Der DAX folgt dem gleichen Rhythmus, ist aber gegenüber dem S&P 500 weniger breit aufgestellt, doch dafür preiswerter

Veröffentlicht von Hans A. Bernecker Börsenbriefe GmbH am 07.07.2011
Dies ist eine exklusive Leseprobe von:

Actien-Börse

Er ist rund 15 % „billiger“ als der S&P 500, was übrigens auch für den DOW JONES gilt. In Folge dessen ist es logisch anzunehmen, dass das Potenzial im DAX höher einzuschätzen ist als dasjenige für die Amerikaner. Damit ist Ihre Priorität gesetzt.


 

Ein wichtiger Träger dieser Gewinndynamik ist auch hier die Arbeitsproduktivität. Jedoch: In Europa lief vieles anders. Explodierende Lohnstückkosten für die schwächsten Länder und eindrucksvoll stabile Lohnstückkosten in Deutschland. Selbst wenn man unterstellt, dass Griechenland ein Sonderfall ist, so liegen die Unterschiede für die wichtigsten Industrieländer in der Eurozone in den Größenordnungen von 30 bis 40 %. Daraus folgt:

Die Wettbewerbsposition der deutschen Industrie ist wahrlich einmalig gut. Es gibt keinen Anlass anzunehmen, dass sich dies in Kürze ändert.
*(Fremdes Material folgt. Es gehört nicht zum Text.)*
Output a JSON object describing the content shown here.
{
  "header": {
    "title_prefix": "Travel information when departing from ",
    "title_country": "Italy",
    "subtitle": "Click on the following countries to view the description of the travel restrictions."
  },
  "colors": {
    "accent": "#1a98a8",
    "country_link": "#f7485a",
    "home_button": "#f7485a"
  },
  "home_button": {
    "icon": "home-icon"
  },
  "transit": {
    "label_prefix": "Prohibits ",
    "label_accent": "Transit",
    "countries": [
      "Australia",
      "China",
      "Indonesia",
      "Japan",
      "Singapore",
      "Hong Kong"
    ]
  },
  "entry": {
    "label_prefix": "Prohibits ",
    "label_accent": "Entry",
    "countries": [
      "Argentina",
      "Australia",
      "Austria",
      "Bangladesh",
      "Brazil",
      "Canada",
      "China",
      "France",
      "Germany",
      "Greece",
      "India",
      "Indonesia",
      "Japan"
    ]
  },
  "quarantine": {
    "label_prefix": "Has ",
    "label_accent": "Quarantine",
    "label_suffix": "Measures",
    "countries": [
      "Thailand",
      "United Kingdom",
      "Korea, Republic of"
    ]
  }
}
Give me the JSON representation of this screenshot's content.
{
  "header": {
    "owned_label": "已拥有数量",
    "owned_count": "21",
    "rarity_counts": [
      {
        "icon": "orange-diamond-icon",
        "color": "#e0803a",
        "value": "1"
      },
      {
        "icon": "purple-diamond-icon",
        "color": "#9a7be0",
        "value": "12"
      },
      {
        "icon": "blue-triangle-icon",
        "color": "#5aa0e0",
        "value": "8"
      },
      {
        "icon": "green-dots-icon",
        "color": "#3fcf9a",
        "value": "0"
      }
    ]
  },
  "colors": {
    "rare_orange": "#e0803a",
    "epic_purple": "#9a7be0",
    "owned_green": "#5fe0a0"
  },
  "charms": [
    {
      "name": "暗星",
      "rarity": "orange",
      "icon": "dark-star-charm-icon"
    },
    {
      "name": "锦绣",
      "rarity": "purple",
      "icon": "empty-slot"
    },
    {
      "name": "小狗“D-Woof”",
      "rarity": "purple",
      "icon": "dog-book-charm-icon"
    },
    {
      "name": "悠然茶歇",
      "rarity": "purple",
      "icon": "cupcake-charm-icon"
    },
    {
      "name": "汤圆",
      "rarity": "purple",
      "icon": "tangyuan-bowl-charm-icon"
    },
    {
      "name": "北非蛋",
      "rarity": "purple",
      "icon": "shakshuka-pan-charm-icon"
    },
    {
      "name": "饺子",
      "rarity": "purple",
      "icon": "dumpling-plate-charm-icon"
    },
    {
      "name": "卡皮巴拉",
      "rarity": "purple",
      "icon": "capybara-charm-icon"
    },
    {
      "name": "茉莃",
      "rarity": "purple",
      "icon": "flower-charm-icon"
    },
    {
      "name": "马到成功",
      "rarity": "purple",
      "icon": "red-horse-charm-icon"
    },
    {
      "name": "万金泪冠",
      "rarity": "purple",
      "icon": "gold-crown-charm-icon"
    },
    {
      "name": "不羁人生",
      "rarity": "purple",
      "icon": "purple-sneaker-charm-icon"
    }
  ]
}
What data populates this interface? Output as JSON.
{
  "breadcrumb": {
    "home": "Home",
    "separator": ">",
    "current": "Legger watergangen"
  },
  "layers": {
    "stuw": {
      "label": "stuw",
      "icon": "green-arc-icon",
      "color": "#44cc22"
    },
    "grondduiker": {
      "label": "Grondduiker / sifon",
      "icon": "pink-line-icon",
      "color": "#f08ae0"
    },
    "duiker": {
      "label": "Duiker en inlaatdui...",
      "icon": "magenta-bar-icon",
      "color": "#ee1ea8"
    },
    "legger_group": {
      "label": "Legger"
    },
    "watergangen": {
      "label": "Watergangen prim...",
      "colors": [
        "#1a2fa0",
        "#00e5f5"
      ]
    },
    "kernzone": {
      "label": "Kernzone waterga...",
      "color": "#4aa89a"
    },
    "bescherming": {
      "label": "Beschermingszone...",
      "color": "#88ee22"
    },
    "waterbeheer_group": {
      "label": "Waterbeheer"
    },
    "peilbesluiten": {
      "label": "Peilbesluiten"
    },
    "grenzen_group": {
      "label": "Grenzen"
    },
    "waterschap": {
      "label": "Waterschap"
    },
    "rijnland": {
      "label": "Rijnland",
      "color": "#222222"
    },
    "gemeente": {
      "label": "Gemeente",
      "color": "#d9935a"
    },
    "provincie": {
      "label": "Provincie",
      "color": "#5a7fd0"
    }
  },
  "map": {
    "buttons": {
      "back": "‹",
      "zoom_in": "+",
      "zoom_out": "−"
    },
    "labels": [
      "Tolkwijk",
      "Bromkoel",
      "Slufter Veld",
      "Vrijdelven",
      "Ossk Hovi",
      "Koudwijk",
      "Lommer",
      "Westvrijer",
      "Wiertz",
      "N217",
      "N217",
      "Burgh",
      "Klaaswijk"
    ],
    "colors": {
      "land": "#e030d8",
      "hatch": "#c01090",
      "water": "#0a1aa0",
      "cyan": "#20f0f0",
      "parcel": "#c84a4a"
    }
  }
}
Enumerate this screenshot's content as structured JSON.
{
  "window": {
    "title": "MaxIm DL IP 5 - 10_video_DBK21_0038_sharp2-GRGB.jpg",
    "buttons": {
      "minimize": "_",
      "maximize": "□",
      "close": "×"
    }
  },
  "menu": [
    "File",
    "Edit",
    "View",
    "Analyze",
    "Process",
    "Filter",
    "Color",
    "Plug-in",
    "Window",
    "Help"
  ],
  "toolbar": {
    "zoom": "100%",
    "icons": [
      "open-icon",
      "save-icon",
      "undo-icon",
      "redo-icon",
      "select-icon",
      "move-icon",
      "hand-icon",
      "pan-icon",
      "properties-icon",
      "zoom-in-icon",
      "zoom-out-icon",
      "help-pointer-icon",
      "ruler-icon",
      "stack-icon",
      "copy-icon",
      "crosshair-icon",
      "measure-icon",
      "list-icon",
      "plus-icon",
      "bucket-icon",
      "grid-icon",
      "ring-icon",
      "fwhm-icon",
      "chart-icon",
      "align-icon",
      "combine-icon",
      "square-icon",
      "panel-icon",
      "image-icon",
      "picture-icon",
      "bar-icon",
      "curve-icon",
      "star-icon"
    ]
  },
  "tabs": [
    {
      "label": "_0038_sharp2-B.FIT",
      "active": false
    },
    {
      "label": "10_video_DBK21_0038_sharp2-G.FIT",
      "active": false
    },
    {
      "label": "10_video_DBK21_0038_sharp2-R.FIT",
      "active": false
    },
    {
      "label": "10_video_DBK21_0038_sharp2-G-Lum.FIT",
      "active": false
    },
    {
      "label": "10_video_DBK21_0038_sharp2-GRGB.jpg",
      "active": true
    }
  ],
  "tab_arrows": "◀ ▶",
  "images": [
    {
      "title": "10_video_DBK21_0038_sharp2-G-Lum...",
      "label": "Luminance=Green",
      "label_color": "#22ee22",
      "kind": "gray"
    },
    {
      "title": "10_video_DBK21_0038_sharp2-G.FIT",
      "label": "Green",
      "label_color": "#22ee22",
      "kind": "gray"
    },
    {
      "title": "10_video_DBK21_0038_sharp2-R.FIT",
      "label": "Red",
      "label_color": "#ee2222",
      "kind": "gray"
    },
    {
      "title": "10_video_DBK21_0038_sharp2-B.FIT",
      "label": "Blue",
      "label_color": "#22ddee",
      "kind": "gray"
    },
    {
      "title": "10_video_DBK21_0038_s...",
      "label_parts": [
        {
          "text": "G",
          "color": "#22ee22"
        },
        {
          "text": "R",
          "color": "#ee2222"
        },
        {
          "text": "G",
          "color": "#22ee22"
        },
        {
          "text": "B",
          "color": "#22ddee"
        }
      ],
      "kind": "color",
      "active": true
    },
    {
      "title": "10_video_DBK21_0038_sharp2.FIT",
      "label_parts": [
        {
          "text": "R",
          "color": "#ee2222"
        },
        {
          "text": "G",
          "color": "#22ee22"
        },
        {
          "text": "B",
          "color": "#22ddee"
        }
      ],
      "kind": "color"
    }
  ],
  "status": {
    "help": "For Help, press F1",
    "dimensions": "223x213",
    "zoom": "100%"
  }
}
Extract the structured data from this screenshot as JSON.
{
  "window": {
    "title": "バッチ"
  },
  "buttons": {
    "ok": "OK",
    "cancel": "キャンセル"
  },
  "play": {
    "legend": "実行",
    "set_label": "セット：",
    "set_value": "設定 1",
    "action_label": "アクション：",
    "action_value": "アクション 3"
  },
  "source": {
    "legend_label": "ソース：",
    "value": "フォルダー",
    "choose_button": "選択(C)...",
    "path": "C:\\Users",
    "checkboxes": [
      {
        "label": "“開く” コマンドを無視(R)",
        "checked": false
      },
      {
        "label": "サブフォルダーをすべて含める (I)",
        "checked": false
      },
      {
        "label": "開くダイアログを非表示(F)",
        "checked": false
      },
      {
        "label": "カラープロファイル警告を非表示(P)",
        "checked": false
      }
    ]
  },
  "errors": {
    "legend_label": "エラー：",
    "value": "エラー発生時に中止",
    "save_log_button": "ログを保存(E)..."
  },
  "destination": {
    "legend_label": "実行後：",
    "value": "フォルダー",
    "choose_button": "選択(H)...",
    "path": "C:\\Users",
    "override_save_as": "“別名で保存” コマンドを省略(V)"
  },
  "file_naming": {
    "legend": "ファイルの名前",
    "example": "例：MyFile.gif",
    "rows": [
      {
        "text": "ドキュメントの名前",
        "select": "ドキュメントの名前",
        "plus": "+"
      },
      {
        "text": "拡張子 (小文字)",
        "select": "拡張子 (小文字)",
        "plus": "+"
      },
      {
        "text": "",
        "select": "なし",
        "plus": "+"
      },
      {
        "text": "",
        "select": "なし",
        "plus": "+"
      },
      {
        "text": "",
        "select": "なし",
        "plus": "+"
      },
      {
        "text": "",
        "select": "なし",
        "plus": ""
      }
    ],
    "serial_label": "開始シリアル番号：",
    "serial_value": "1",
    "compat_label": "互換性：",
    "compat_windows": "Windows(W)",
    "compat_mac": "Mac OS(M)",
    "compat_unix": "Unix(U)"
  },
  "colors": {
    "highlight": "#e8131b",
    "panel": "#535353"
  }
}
Der Vergleich gilt sowohl für die vergangenen 15 Jahre als auch ab 2000, dem Start des Euro. Das muss nicht zwangsläufig so bleiben.

Unsere Einschätzung: Alle verfügbaren Daten sprechen dafür, dass dieser Wettbewerbsvorteil innerhalb Europas auch im Vergleich zu den wichtigsten Konkurrenten am Weltmarkt ein ganz ähnliches Bild zeigt. Nur die Amerikaner erreichten eine bessere Ausgangslage, wie oben dargelegt.

Die Gretchenfrage aus technischer Sicht wird zum Ende der Sommerkonsolidierung sein: Wenn die Vermögensverwalter den tiefsten Stand des Optimismus erreichen, ist der ideale Kauf möglich. Das waren im vergangenen Jahr die drei Monate des III. Quartals. Die Börse startete deshalb in der ersten Septemberwoche durch. Liegt der Pessimismus derzeit in der ähnlichen Größenordnung? Wir waren zum High Noon Griechenlands zumindest nahe dran.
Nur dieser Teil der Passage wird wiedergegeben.